Thursday, March 4, 2010

#3 - Heralds of God

Even though I'm not a preacher and am not gifted to preach, I am the back-up preacher. And though you always want your first string preacher in the game, sometimes, he needs a break. So I have been preaching roughly every other month and now have some 10 sermons under my belt here at FHCC.


Although I have plenty to do and improve on in my "day" job, I also want to continually strive for excellence in my preaching as a herald of God. I'm not sure when I picked this book up, but it was recommended to me by my preaching professor in undergrad. I can still recall, almost 20 years later, how emphatically he recommended this book. After having read it, I am more amazed that the Lord allowed me to find this book through that professor. He must have been the most conservative professor at my college as I think most of my other professors there would completely disagree with it.

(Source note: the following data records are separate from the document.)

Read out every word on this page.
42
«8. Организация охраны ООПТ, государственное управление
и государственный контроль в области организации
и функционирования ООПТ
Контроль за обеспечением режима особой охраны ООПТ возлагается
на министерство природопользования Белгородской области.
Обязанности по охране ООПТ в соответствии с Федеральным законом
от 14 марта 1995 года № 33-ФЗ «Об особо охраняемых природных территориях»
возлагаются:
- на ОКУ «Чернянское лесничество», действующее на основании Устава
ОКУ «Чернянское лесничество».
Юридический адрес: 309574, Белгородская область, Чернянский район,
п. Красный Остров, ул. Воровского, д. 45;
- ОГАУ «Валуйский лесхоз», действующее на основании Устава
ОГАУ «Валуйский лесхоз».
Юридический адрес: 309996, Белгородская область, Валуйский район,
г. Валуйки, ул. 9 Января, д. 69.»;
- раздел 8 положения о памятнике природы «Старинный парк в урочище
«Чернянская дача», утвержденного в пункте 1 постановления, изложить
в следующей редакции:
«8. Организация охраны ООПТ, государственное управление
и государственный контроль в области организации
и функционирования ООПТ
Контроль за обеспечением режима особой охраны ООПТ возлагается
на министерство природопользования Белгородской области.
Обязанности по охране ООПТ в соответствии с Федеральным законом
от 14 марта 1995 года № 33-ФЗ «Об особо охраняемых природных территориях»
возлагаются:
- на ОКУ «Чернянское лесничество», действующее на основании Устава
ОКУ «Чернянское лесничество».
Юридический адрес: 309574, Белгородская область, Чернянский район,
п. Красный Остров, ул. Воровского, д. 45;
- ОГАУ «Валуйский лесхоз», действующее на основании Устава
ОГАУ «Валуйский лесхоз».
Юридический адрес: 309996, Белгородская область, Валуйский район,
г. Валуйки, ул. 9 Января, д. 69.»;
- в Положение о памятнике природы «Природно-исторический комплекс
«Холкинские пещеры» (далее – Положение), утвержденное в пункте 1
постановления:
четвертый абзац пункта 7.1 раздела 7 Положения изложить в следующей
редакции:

Regardless, this was a good book, written in the mid 20th century. It was inspiring to read both for the gravity of the responsibility and the glory of the Gospel. Here are a few gems:
  • For your task is to confront the rampant disillusionment of the day, and smash it with the Cross of Christ and shame it with the splendor of the Resurrection.
  • This is no time to be offering a reduced, milk-and-water religion. Far too often the world has been presented with a mild and underdemanding half-Christianity. The Gospel has been emasculated long enough. Preach Christ to-day in the total challenge of His high, imperious claim. Some will be scared, and some offended: but some, and they the most worth winning, will kneel in homage at His feet.
  • 'No man,' declared James Denney, 'can give at once the impression that he himself is clever and that Jesus Christ is mighty to save.'
  • There is no short-cut to escape the burden and the toil [of sermon preparation]. Any evasion of the cost will inevitably rob a man's ministry of power. Any refusal to accept the relentless, implacable discipline will result in diminshed spiritual influence. Put into your sermons your unstinting best.
  • 'What' cries Richard Baxter, 'have we our time and strength for, but to lay both out for God? What is a candle made for, but to be burnt?'
  • ...nothing could be more tedious than the preaching which is all uplift and exhortation with no food to feed the mind. Resolve, then, that your pulpit work shall represent not only your truest fervour but also your best thought. Your congregation deserves it, and will welcome it. But even with the deep and difficult themes that tax the mind - with these, indeed, most of all - the rule applies: Be clear, be direct.
  • The fact is that this whole matter of [sermon] delivery can be resolved into two precepts which are not so paradoxical as they appear: Be yourself - Forget yourself.
  • Bring everything that you have and are to your ministry - your best craftsmanship, your most concentrated study, your truest technique, your uttermost of self-consecration, your toil and sweat of brains and heart - bring it all without reserve. But when you have brought it, something else remains: Stand back, and see the salvation of God.
  • It is a solemnizing thought for any preacher that what he speaks to men in the name of God is going to be mightily reinforced or mercilessly negatived by the quality of life behind it.
  • It is one thing to set out gallantly when the flags are waving and the drums summoning to a new crusade, but it is quite another thing to keep plodding on when the road is difficult and the initial impetus has spent its force and the trumpets of the dawn have ceased to blow. It is one thing to have inspirations: it is another to have tenacity.
  • Redemptive work is always costly. There is no hope of ease for the faithful servant of the Cross...if ever a man finds the work of the ministry becoming easily manageable and surmountable, an undemanding vocation without strain or any encumbering load of care, he is to be pitied, not congratulated: for he has so flagrantly lost touch with One whose ministry of reconciliation could be accomplished and fulfilled only through Gethsemane and Calvary.
  • The basic reason why a minister must pray is not because he is a minister (that would savour of official piety, always an odious thing), but because he is a poor, needy creature dependent on God's grace.
  • He [the preacher] is not diffidently offering men the dubious results of his private speculation: he is standing on his feet to deliver them, in the name of the King of kings, a word that cannot return void. He preaches as if the Lord God omnipotent were there at his right hand: as indeed God is. The keynote of his preaching is not 'Thus I think': it is 'Thus saith the Lord.'

Amen! I'm guessing that most of you are not preachers, but I encourage you to apply these same principles when you teach or proclaim the Gospel of Jesus Christ 1 on 1. Hopefully I will apply these principles myself as I preach the Word this Sunday.